I spent several hours recently looking through my collection of Robert Lax books, booklets, pamphlets, recordings, letters, and drawings and thought I’d post images of a few of them. The ones I value most, of course, are those Lax gave me himself, inscribing them to me. But others have special meaning as well. Among them are:
The multi-language version of The Circus of the Sun I was amazed to find in a Seattle bookstore just months after I first met Lax (the first of his books I owned); the pristine copy of the original hardcover version or The Circus of the Sun its publisher, Emil Antonucci, sent me after I interviewed him; the copy of A Poem for Thomas Merton Lax’s cousin Soni gave me one of the last times I saw her (image below); and the four copies of the extremely fragile and rare Pax broadsheet Lax sent out to friends and a few paying customers in the 50s and 60s (which I was able to purchase online before prices for that kind of thing rose out of sight).

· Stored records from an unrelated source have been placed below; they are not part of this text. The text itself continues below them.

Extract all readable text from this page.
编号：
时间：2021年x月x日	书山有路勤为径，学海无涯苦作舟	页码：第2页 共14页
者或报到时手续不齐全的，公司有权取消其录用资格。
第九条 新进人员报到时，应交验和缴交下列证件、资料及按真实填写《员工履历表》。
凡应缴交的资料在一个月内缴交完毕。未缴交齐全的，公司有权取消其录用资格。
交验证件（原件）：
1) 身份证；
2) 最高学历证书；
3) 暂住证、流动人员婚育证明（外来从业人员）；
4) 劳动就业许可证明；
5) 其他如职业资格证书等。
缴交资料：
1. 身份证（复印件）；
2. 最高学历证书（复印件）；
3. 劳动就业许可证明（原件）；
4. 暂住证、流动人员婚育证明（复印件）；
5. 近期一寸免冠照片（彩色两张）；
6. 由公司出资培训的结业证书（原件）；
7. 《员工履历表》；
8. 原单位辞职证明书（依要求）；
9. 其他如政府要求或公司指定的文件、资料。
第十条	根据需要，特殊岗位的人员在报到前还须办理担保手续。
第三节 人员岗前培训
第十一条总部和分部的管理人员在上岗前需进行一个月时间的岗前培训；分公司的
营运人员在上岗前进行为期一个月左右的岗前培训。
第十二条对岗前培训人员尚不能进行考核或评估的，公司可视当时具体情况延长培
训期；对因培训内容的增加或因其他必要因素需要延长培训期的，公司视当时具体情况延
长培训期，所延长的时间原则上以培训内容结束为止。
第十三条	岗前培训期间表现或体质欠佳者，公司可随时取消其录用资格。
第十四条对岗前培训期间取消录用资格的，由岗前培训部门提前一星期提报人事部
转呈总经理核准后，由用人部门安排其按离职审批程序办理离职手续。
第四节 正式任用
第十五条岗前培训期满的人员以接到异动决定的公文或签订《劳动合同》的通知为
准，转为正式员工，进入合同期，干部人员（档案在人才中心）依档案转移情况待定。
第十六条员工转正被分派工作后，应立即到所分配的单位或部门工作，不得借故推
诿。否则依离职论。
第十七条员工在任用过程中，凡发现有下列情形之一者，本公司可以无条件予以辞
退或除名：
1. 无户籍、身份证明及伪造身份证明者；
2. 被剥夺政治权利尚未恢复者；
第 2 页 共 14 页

What struck me most as I looked over all of these treasures was the sheer number and variety of people Lax collaborated with or simply allowed to use his poems in whatever way they chose. The two most consistent and therefore important publishers of his work were Emil Antonucci, who started Journeyman Press just to disseminate Lax’s poems, and Gladys Weigner und Bernhard Moosbrugger, who did something similar with Pendo-Verlag. But there were countless others: poets, painters, photographers, lithographers, musicians, radio personalities, magazine editors, and multimedia artists. All of them were touched by something in Lax’s writings but also by something in him: a spirit, a way of seeing, an ability to bring the world and ourselves into clearer focus. And all of them found Lax to be a willing and enjoyable partner.
While musicians are generally used to collaborating, most artists and writers create alone. And many of them—of us—are difficult to work with when a collaborative opportunity comes along. Even playwrights, who work in a collaborative medium, often have a tough time letting go of their work so directors and actors and stage designers can turn it into something alive on stage.
But although Lax lived alone and wrote his poetry alone, he was a natural and cheerful collaborator. His first collaborations were with his college friends—in creating issues of Jester at Columbia College and when they lived together during college summers at the Marcus cottage. Out of these times—and his later observations of jazz musicians jamming together and circus acrobats perfecting their timing with one another—came his view of the ideal life: not only living fully in the moment, under God, but also performing whatever art or practice you have worked to perfect—spontaneously, in a spirit of love, in community with others.
May we all learn from Lax to be better collaborators and enjoy the synergy that can be released only when we trust and say yes to one another.